Name and lab-test at least one European replacement path per service. Open-Xchange instead of Exchange, Nextcloud instead of SharePoint, Keycloak instead of Entra ID, Element/Matrix instead of Teams. Comparable to the stack used in the openDesk reseller partner program.

Step 4: Exit clause with a transition phase {#step-4}

At least 12 months guaranteed data export phase, standard formats, API exports. A five-day termination notice is not supervisory-grade.

Step 5: Annual exit exercise {#step-5}

Migrate a real department. Document the result. The JETs will ask for exactly these exercises.

Step 6: Consolidate four-regime documentation {#step-6}

GDPR, NIS2, DORA, BSI IT-Grundschutz or C5 in one database. Background in BSI IT-Grundschutz and Microsoft 365.

Defined terms

  • DORA: Digital Operational Resilience Act, EU Regulation 2022/2554, applicable since 17 January 2025. Targets the digital operational resilience of the EU financial sector.
  • CTPP: Critical ICT Third-Party Provider. A vendor whose failure would have systemic consequences for the European financial sector.
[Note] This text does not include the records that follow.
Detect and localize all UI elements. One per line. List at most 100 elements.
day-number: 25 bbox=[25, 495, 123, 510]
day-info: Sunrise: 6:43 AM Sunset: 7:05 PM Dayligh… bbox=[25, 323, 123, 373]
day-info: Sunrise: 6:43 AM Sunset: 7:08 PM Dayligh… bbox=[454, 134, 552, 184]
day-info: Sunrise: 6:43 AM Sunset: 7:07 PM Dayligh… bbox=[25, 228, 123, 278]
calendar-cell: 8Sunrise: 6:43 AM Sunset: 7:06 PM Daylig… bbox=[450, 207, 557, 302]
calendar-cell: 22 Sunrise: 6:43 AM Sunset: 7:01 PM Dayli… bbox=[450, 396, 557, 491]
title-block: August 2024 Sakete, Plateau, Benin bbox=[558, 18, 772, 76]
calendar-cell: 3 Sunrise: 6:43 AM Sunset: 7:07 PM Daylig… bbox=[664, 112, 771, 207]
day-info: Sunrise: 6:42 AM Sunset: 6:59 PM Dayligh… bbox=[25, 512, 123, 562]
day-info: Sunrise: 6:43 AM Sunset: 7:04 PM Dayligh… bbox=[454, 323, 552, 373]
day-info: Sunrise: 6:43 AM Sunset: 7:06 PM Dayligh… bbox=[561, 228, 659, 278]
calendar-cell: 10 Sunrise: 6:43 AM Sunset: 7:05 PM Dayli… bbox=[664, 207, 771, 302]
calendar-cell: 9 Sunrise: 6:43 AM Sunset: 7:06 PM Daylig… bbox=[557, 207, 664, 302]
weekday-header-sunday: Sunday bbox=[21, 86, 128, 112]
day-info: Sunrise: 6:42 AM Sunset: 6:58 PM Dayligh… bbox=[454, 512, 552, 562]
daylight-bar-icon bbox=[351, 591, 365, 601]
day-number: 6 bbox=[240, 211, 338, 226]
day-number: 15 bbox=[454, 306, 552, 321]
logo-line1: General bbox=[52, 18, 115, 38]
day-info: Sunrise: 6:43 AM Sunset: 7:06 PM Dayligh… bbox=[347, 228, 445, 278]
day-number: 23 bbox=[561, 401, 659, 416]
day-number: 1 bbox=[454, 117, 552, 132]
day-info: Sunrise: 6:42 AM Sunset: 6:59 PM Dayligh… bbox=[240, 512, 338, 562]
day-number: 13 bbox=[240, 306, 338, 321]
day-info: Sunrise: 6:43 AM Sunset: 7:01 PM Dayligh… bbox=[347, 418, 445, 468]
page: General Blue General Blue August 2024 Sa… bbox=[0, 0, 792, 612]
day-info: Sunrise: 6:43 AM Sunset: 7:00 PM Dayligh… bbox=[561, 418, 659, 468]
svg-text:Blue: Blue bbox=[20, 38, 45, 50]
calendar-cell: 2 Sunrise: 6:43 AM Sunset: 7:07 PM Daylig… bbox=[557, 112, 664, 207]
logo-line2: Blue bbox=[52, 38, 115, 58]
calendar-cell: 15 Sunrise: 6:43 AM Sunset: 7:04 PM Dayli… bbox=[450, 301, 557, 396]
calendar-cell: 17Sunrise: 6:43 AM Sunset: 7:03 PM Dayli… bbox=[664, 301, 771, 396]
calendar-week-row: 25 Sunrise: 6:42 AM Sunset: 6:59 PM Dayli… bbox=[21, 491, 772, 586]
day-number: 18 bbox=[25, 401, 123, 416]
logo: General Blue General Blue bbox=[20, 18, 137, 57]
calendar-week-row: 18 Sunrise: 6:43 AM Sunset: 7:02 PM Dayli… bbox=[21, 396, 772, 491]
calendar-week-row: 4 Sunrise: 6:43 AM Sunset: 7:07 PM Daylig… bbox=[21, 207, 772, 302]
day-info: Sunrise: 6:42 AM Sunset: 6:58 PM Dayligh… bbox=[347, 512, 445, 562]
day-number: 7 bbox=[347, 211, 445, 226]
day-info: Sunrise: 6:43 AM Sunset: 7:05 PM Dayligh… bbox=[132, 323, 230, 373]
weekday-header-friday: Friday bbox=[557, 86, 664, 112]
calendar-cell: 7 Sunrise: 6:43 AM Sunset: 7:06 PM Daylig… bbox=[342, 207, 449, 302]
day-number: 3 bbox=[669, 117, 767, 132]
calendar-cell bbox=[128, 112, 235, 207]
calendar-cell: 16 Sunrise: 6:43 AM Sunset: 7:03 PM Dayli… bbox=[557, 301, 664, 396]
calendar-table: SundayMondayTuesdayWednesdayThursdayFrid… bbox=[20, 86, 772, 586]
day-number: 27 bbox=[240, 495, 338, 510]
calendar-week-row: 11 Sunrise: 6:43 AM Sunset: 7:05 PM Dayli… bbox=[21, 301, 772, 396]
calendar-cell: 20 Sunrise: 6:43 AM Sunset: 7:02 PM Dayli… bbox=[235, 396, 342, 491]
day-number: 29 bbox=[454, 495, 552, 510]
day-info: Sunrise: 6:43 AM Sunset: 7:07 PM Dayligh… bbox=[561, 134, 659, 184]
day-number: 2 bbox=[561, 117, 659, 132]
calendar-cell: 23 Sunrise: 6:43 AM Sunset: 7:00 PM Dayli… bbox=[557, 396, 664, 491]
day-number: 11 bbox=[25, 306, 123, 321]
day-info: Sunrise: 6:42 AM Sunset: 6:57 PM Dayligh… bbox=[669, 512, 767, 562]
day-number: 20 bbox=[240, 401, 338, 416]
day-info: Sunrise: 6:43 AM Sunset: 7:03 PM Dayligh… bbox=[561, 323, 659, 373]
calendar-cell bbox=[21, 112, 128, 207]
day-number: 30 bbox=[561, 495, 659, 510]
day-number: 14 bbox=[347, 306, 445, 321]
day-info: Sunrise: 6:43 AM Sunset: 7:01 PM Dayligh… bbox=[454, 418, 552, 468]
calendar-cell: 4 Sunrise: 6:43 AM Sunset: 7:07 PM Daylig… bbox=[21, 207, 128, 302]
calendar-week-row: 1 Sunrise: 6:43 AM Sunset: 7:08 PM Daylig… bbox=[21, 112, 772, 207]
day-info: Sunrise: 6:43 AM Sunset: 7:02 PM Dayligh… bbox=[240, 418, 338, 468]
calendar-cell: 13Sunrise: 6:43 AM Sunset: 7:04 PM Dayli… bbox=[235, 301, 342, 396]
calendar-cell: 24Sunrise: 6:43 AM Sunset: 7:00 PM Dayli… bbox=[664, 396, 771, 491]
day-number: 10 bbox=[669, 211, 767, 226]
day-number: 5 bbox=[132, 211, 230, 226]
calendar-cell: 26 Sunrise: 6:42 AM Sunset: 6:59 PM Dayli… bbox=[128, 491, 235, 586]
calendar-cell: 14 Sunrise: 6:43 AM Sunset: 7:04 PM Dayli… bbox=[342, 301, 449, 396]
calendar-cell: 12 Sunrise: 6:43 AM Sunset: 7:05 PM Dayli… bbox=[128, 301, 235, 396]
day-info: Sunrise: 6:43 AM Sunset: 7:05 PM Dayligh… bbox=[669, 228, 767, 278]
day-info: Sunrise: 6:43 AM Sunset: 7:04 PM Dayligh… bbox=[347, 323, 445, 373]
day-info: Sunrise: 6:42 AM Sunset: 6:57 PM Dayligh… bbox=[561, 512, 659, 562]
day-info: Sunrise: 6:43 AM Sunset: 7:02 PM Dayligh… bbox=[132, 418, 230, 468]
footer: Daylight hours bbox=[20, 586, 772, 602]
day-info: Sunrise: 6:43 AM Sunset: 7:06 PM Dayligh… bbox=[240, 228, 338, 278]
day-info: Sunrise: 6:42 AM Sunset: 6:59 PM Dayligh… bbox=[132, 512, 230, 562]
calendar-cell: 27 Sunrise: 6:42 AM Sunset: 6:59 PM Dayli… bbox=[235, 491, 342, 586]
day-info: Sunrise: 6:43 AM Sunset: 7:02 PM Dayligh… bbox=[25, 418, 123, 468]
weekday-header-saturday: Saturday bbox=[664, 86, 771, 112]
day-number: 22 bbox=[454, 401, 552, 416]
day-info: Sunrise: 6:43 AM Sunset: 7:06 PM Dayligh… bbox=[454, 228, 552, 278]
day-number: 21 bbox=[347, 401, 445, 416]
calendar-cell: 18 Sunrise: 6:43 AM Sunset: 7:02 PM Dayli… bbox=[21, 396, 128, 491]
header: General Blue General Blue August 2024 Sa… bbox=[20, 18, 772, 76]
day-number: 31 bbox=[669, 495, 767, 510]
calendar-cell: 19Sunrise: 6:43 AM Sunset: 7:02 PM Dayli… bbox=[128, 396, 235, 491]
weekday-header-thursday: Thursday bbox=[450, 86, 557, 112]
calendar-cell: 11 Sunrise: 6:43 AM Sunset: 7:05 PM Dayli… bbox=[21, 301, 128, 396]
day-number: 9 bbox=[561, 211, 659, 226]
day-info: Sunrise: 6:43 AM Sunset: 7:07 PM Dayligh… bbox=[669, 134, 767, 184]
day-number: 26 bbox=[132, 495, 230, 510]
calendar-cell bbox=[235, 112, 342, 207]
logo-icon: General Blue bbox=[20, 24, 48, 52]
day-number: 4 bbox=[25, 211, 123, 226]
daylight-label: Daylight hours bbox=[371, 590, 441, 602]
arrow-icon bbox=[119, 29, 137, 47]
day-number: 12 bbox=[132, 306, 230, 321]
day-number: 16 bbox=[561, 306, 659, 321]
Designation by the ESAs under Art. 31(9) DORA, first list published on 18 November 2025.
  • JET (Joint Examination Team): Examination team made up of EBA, EIOPA and ESMA staff that operationally supervises a designated CTPP.
  • Lead Overseer: Lead authority per CTPP. For Microsoft, one of the three ESAs depending on the dominant service segment.
  • Article 28 exit strategy: Contractually fixed, regularly tested plan to replace an ICT third-party provider within a supervisory-grade timeframe – without service interruption, without data loss, in a format an alternative provider can process.
  • Concentration risk: Supervisory risk arising from bundling critical functions with a single provider. Quantitatively recorded in the DORA register.

Where europioneer fits in

europioneer operates a European sovereign replacement stack based on Nextcloud, Open-Xchange, Element/Matrix, Keycloak and Collabora Online – as a managed hosted service in German and EU data centres, without hyperscaler sub-processors. For banks and insurance companies we take on the technical validation in step 3 and the annual exit exercise in step 5 – including the migration of a real department off Exchange Online and SharePoint onto the European stack, documented in a format the JETs can read. Component overview at /en/alternativen, packages and pricing at /en/pricing.

Bottom line

2026 is the year DORA moves from paper to audit. The ESA supervisors have officially put Microsoft under observation – but they are not auditing Microsoft, they are auditing the German bank that has not honestly quantified its Microsoft footprint. The Microsoft concentration-risk framework from February 2026 is good material – but it is not a German institution's exit strategy. Anyone who has to produce an ESA-auditable answer in 2026 cannot avoid running a European replacement stack in test and pilot mode.